Producers slashed output and energy companies cut tens of thousands of jobs as plummeting demand for fuels and a global supply glut sent prices below $20 a barrel last month. At that level, few U.S. shale producers would be able to cover their production costs.
Even when U.S. and global benchmark prices return to $45 a barrel, “very few” U.S. producers would be able to afford to expand production because of high debt levels, Scott Sheffield, Pioneer’s chief executive, said in a call with investors.
U.S. and international oil futures were trading about $25.75 and $31 per barrel, respectively, on Thursday.
“There will probably only be a handful of companies that can grow, maybe five in my opinion, in the $45 to $50 WTI and Brent world,” Sheffield said of his shale oil counterparts.
Sheffield recently called for Texas energy regulators to mandate 20% production cuts to reduce the supply glut. Pioneer plans to take about 3%, or 7,000 barrels per day, of existing oil production off the market.
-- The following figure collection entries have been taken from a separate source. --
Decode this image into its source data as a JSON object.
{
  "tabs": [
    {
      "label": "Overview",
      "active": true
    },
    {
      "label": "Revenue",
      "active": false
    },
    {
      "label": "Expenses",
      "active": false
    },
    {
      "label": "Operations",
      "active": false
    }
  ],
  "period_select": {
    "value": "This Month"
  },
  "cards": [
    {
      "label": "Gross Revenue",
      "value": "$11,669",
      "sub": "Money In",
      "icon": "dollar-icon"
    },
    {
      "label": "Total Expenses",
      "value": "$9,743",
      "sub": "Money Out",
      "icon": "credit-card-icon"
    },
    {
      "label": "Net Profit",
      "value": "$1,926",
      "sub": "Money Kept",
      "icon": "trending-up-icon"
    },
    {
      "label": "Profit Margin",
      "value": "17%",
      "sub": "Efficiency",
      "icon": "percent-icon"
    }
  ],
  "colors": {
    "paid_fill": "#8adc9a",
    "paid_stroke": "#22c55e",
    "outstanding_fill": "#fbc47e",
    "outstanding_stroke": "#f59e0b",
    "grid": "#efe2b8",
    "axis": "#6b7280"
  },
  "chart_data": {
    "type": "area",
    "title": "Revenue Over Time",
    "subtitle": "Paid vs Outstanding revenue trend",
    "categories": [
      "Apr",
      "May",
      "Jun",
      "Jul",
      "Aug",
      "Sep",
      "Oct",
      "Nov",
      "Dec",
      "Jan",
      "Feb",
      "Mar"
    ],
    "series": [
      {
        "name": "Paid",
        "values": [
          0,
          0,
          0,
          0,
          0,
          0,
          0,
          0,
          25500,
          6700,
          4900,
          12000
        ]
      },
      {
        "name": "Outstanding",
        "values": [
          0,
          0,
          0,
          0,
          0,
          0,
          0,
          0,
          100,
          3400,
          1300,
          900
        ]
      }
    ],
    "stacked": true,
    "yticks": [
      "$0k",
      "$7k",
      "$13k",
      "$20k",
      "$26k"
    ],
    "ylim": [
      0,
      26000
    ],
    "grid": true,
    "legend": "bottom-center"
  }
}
Its total output of oil and gas will be about 11% below a target set earlier this year.
“We had the benefit to be able to move all of our crude oil on the Gulf Coast and export a lot of it,” he said. Other shale producers have cut a larger portion of their production because of a lack of pipeline transport to export hubs, he said.
Pioneer earned $289 million, or $1.74 per share, in the first quarter ended March 31, down from $350 million, or $2.06 per share, in the same period a year ago. Adjusted per share earnings of $1.15 topped Wall Street’s $1.11 estimate.